Si, au démarrage, vous voyez à l'écran un message sur le lancement de l'utilitaire CHDISK, éteignez immédiatement le PC. Dans ce cas, l’enregistrement d’amorçage sera endommagé, mais il sera encore possible de le restaurer avec l'utilitaire de restauration Windows ou depuis la Console de restauration, pour cela il faudra démarrer depuis un disque d’installation.

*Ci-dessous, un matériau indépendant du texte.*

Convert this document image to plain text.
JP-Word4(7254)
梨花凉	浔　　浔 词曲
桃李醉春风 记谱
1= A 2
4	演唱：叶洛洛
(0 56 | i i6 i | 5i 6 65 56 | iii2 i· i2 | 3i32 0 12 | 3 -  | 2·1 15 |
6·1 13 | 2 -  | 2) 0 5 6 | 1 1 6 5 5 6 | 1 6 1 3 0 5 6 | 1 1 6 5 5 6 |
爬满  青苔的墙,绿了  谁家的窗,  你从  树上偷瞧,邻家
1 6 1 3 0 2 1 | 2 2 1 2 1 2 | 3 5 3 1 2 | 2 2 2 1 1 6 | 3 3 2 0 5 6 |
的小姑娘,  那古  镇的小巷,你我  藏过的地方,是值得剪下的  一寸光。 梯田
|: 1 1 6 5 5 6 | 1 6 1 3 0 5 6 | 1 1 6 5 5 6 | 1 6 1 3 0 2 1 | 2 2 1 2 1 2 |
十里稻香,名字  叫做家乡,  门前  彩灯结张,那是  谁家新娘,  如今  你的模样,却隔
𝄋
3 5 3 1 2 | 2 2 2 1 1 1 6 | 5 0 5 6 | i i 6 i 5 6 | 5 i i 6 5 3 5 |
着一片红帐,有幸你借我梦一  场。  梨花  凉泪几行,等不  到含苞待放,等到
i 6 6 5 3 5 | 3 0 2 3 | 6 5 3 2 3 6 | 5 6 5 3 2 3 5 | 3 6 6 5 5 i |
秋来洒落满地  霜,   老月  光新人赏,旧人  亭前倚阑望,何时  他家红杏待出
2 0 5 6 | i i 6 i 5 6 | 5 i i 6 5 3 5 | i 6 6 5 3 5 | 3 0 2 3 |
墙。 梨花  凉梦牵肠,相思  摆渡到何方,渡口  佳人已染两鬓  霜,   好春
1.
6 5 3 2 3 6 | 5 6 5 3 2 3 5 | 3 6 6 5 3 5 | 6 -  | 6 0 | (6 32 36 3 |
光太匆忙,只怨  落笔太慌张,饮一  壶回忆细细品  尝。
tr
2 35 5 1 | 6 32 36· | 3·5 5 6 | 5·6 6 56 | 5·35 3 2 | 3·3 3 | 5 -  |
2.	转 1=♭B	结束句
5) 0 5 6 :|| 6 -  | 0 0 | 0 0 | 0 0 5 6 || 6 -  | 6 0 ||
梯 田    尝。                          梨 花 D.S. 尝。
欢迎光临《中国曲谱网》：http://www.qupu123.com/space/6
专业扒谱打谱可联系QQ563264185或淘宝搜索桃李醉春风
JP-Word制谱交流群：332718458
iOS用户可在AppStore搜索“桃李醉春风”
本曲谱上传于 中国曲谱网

La restauration de l'enregistrement d'amorçage est possible sous Windows en version 7 ou supérieures, s’il existe sur le disque une partition cachée utilisée par l'OS et ayant une copie de sauvegarde des données critiques pour le fonctionnement de Windows. Sous Windows XP, cette méthode ne va pas fonctionner. Vous pouvez également utiliser Dr.Web LiveDisk - dans ce cas, créez un disque bootable ou une clé USB depuis laquelle vous pourrez démarrer, puis démarrez depuis ce support amovible, lancez le scanner Dr.Web, effectuez l'analyse du disque endommagé et appliquez l'action « Neutraliser » aux menaces détectées.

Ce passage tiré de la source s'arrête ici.